The former chief adviser to the prime minister may be an especially unhappy viewer. His portrait here is some way from the electoral savant played by Benedict Cumberbatch in another political re-enactment, 2019’s Brexit: The Uncivil War. Now played by Simon Paisley Day, this Cummings is not just a workplace nightmare, but an emptier vessel than often imagined. A key role is taken by the personal blog illicitly re-edited to make it appear he had forecast Covid before the pandemic.

Yet he might also see the series as vindication. A key takeaway from Winterbottom’s research is a Russian doll of state dysfunction, starting — as Cummings loudly complained — with the physical flaws of Downing Street.

“Obviously this government had a particular character, but the problems go much deeper,” Winterbottom says. “Number 10 itself makes no sense as a centre of government — an upstairs flat over a few cramped offices. But the NHS has all these structural issues too, because it’s been reformed to be at once a set of autonomous bodies and a top-down pyramid. The common thread is paralysing complexity.”

A press conference is held in a wood-panelled room in Downing Street
Branagh as Johnson alongside Shri Patel as UK chancellor Rishi Sunak and Eunice Roberts as deputy chief medical officer Jenny Harries © Phil Fisk

If 2020 was a trial for everyone, Winterbottom was no exception. Greed came out in February of that year; Covid had already reached the UK. By the summer, he was working on This England when his mother was taken to hospital in the family’s northwestern home town of Blackburn. Local hospitals were still not admitting visitors. While his brother was finally allowed in to see her, she died unexpectedly before Winterbottom could be. “It’s strange. I’d heard the stories early in lockdown about people not being able to visit relatives in hospital, and I remember thinking: ‘Well, I would never allow bureaucracy to stop me.’ And then I ended up in exactly that position.”
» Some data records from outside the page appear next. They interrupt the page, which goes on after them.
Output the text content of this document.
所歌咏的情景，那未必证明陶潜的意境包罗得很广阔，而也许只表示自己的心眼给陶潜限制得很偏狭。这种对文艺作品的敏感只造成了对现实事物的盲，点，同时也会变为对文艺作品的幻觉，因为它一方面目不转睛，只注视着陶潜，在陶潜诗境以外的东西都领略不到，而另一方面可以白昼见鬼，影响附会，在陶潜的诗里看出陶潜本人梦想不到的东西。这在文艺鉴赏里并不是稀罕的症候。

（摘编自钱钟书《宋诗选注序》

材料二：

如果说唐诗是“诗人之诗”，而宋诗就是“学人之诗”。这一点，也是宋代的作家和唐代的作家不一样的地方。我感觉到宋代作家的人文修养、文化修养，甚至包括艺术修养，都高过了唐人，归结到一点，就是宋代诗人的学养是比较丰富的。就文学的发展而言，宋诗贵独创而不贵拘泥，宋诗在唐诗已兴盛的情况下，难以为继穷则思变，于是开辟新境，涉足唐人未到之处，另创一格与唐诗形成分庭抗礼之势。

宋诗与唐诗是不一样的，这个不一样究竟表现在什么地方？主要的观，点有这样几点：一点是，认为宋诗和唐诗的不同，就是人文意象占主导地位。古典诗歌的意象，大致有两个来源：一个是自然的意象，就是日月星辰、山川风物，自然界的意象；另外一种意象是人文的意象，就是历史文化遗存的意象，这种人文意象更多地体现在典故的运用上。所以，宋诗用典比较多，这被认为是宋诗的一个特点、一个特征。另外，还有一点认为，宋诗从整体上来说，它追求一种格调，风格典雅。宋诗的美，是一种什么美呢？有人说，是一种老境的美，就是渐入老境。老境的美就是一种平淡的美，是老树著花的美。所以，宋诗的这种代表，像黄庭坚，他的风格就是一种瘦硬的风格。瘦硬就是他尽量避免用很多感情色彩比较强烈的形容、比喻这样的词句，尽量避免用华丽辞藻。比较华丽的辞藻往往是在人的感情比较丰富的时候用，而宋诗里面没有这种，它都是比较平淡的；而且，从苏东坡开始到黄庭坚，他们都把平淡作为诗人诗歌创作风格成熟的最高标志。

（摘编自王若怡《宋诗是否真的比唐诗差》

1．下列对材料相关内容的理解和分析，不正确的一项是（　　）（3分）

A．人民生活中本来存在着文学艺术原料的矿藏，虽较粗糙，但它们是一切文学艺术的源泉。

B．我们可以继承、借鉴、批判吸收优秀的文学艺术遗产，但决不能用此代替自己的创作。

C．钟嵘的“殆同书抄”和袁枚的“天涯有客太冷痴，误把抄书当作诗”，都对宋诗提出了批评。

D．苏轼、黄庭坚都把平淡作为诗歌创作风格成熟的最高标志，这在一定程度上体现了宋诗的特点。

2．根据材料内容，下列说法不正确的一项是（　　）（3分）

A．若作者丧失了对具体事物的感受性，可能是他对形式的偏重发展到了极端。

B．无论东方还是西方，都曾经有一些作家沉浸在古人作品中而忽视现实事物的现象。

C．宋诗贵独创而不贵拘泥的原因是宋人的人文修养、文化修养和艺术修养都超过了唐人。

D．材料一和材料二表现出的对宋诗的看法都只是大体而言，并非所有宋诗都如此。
Still, This England is careful not to apportion blame. “We took huge pains not to editorialise. Which is tricky across a six-hour drama when you’re showing so many crucial decisions being made, or not made.” For all the allure of Downing Street psychodrama, it keeps the lens wide as well, making space for less celebrated lives caught up in the national crisis. “When I was writing, I realised I was absolutely as interested in what was happening in Nottingham care homes as the inside of Boris Johnson’s head,” Winterbottom says.

But of course that mystery still demanded attention. This has always been Johnson’s gift. As Branagh’s blond likeness now lures in viewers, so conversation keeps returning to the original. An inevitable question to end on: does Winterbottom expect a political comeback, a Downing Street sequel? “You know, I actually don’t think so. Won’t he just want to go off and make a lot of money?”